Good morning!
I have to obtain the number of times that a complete line appears repeated in my dataframe, to then show only those lines that appear repeated and show in the last column how many times those lines appear repetitions.
This should be the result of the correct table:
dur wage1 wage2 wage3 cola hours pension stby_pay shift_diff num_reps
6 3.0 2.0 3.0 NaN tcf NaN empl_contr NaN NaN 4
8 1.0 2.8 NaN NaN none 38.0 empl_contr 2.0 3.0 2
9 1.0 5.7 NaN NaN none 40.0 empl_contr NaN 4.0 3
43 2.0 2.5 3.0 NaN NaN 40.0 none NaN NaN 2
This is my current code:
def detect_duplicates(data):
x = DataFrame(columns=data.columns.tolist() + ["num_reps"])
x = data[data.duplicated(keep=False)].drop_duplicates()
return x
I get the result correctly, however the last column "nums_reps" that should show me how many times that repeated column appears, I have something lost, since I do not know how to do that accounting.
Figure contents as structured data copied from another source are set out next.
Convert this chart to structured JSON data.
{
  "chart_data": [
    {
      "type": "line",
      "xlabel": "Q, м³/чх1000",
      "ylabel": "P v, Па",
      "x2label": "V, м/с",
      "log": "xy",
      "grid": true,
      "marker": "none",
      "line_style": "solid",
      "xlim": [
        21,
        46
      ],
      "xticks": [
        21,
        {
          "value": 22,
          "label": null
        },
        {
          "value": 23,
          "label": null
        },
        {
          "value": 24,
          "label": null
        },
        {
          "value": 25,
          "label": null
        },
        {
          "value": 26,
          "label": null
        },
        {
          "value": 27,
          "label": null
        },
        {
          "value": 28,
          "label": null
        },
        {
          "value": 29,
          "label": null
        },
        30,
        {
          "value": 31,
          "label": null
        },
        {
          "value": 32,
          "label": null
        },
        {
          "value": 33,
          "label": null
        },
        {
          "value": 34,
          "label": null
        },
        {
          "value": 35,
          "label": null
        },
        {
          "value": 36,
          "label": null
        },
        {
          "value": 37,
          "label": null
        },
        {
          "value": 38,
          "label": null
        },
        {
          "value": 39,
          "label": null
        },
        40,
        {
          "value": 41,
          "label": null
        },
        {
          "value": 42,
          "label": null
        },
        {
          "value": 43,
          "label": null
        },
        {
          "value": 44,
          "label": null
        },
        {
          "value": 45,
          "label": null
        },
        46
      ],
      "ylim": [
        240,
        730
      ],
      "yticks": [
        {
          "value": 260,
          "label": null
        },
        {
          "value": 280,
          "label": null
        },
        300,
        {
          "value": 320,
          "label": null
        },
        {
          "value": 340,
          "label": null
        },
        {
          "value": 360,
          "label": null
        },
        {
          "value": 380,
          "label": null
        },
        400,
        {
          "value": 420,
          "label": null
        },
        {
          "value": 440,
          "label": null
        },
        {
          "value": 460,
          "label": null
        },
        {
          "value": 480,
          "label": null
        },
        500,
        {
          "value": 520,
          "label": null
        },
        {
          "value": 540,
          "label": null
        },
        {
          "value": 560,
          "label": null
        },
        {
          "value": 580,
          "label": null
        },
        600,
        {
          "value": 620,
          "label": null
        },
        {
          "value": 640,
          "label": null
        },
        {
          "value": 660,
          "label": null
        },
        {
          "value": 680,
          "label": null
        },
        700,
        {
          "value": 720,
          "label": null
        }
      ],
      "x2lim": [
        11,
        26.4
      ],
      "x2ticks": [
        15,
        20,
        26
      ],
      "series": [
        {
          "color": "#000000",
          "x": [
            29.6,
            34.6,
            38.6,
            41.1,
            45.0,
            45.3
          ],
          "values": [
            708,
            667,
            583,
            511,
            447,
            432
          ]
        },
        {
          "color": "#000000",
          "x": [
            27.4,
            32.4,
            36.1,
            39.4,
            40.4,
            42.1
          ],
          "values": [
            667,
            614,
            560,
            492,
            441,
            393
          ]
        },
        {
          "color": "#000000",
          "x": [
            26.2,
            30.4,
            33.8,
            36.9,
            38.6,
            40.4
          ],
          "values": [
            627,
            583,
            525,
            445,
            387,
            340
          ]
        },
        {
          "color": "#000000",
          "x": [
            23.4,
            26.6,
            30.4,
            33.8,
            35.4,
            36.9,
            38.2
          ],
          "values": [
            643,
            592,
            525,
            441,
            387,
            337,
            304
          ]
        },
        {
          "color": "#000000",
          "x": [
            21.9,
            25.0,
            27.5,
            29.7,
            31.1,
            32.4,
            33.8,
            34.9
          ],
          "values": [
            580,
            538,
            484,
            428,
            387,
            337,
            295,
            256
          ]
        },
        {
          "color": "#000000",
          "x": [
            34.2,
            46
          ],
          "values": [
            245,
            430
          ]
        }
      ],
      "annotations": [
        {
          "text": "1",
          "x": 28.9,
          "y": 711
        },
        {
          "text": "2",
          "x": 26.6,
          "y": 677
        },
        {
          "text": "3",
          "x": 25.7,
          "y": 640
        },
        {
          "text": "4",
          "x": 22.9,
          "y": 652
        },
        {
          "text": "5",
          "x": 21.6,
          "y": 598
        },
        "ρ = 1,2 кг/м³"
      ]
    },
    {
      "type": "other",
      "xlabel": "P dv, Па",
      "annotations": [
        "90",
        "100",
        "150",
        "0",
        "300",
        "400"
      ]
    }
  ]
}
This is the result that I am currently obtaining, it is very similar to the one I should have, however I do not know how to add the accounting of the repeated rows at the end.
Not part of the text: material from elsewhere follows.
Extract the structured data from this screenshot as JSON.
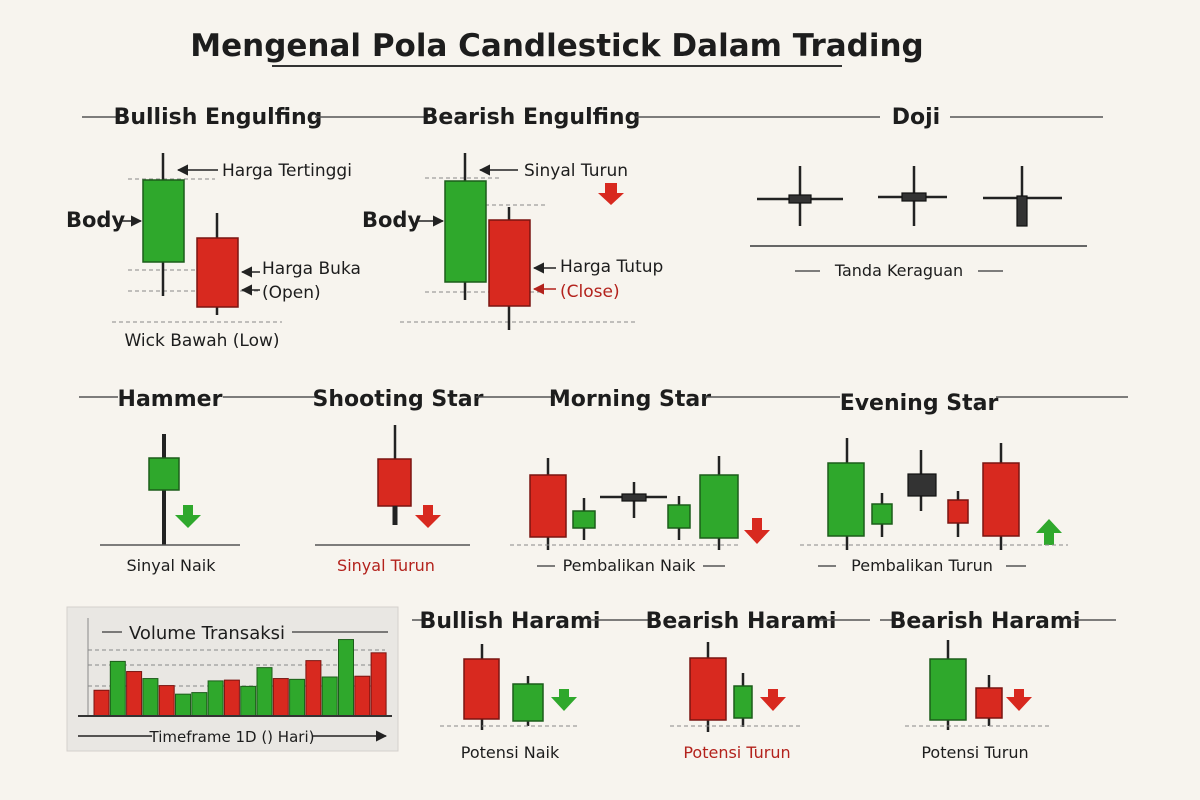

dur wage1 wage2 wage3 cola hours pension stby_pay shift_diff
6 3.0 2.0 3.0 NaN tcf NaN empl_contr NaN NaN
8 1.0 2.8 NaN NaN none 38.0 empl_contr 2.0 3.0
9 1.0 5.7 NaN NaN none 40.0 empl_contr NaN 4.0
43 2.0 2.5 3.0 NaN NaN 40.0 none NaN NaN
In summary, how could you perform that calculation? How could I count the number of rows that have all the attributes equal, to finally show them in a final row "num_reps".
Thanks